The position of the inlet for fans has proved to be critical, experience showing that vents on the side wall rather than the roof are better for blocks of greenhouses. This allows the incoming air to make a quick loop before moving across the greenhouse. Single greenhouses lend themselves to the fitting of the fan in the gable end, either at both sides of the door if two are used, or above the door for one only. A further advantage in having side vent entry for fans is that heating pipes can partially warm the incoming air, a distinct advantage in cold weather as it tends to prevent any cold shock to the plants. Damp pads can also be used to wet incoming air, a technique practised in very hot, dry countries, and gaining some favour in Britain for certain crops.

The temperature gradient which can exist between inlet and outlet in fan-ventilated greenhouses causes concern in certain quarters, the exact difference in temperature depending on length of travel of the air. In practice this seems to be of negligible proportions, certainly if compared to the temperature gradients which exist in greenhouses where conventional ventilators are fitted.

The positive air movement induced by fans ensures that humidity is kept at a low level and stagnant pockets avoided, there being ample experimental and practical cropping evidence to support this. The positive intake of air, especially in hot, still conditions when conventional vents cannot induce a sufficient number of air changes, results in a constant supply of carbon dioxide being brought to the plants. The form of air intake can vary from top-hinge ventilators to louvres, in both cases ensuring that there is sufficient inlet to cope with the fan capacity.

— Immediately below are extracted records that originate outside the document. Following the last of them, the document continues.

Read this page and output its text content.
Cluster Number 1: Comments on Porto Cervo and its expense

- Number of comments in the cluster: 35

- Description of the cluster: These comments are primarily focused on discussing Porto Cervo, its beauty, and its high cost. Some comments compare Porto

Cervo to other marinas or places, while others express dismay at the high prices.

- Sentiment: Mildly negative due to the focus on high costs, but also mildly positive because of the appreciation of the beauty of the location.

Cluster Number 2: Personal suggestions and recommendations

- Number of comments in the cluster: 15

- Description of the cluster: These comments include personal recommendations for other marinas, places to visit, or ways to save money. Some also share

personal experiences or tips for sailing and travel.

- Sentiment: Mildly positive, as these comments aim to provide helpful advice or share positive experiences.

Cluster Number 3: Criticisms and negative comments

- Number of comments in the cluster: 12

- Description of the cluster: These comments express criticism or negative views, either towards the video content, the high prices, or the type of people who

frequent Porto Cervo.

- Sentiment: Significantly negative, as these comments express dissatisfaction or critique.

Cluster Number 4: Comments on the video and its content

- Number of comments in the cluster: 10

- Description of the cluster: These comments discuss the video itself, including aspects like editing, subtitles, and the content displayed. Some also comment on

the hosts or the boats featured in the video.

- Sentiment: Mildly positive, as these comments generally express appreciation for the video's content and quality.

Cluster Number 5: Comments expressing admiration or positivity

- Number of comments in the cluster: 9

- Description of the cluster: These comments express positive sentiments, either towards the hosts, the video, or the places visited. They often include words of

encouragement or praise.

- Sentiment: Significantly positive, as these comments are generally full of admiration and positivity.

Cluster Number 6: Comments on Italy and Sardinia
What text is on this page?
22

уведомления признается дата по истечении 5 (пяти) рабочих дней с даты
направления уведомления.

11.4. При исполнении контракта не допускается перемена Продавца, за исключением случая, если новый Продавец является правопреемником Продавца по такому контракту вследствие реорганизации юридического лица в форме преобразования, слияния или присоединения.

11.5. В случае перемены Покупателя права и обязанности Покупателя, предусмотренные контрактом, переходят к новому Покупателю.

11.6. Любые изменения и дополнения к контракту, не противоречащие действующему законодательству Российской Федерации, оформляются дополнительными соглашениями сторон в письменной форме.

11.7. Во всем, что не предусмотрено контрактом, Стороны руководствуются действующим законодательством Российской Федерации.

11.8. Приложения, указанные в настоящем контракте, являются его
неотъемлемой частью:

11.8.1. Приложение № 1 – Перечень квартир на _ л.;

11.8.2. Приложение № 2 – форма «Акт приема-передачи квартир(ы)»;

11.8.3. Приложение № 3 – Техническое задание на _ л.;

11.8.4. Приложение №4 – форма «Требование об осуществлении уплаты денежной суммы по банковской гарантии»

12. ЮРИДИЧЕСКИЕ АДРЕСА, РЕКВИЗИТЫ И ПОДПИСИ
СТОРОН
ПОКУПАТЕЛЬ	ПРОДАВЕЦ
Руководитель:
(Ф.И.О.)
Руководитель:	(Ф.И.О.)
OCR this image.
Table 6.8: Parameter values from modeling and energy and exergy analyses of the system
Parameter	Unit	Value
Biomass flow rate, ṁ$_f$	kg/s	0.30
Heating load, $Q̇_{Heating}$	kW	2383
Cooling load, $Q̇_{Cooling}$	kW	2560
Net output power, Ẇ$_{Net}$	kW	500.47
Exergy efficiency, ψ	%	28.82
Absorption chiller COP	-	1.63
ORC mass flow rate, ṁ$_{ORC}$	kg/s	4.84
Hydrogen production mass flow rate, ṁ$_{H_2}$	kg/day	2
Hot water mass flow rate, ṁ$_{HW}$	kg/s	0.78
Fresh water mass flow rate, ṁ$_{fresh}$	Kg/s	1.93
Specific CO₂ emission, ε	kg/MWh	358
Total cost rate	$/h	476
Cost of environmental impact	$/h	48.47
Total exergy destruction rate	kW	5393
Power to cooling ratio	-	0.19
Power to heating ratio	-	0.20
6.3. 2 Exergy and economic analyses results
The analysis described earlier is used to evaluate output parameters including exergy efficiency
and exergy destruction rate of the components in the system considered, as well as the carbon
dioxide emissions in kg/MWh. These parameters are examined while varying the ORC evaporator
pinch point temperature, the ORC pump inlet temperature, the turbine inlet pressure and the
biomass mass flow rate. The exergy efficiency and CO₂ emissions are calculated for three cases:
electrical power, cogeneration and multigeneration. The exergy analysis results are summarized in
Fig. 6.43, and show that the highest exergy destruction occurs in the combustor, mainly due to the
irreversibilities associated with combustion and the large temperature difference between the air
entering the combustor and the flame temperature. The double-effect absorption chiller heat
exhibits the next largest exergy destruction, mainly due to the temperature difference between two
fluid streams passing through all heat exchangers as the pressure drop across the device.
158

Use has been made of mesh material, which allows entry of small amounts of air all the time and, with the suction developed when fans are in operation, acts as an efficient inlet. Flap arrangements are also possible, using sheets of plastic dropped down over the back of an inlet, which lifts up when the fans are in operation but prevents draughts when the fans are not in operation. Collapsible poly thene tubes may also be used as inlets. A more recent development is polythene ducted fan in-takes to try and minimize temperature gradient between intake and fans.


Air conditioning

In addition to conventional ventilation and extractor fans, a more recent aspect of environmental control is “air conditioning”. This can take several forms, the most elementary of which is to pull air into the greenhouse thus pressuring it to a limited degree. The air is exhausted out of counterbalanced louvres. Such systems, although not complex, have proved effective, although temperature gradients in the greenhouse can be excessive if the design is not correct. Warm air can be introduced by the same basic system and humidity control can also be effected to a certain degree by using a humidistat to inject water into the moving air stream when necessary. These matters are, however, better taken up with specialist suppliers of equipment, as most systems need to be designed specially for each individual greenhouse.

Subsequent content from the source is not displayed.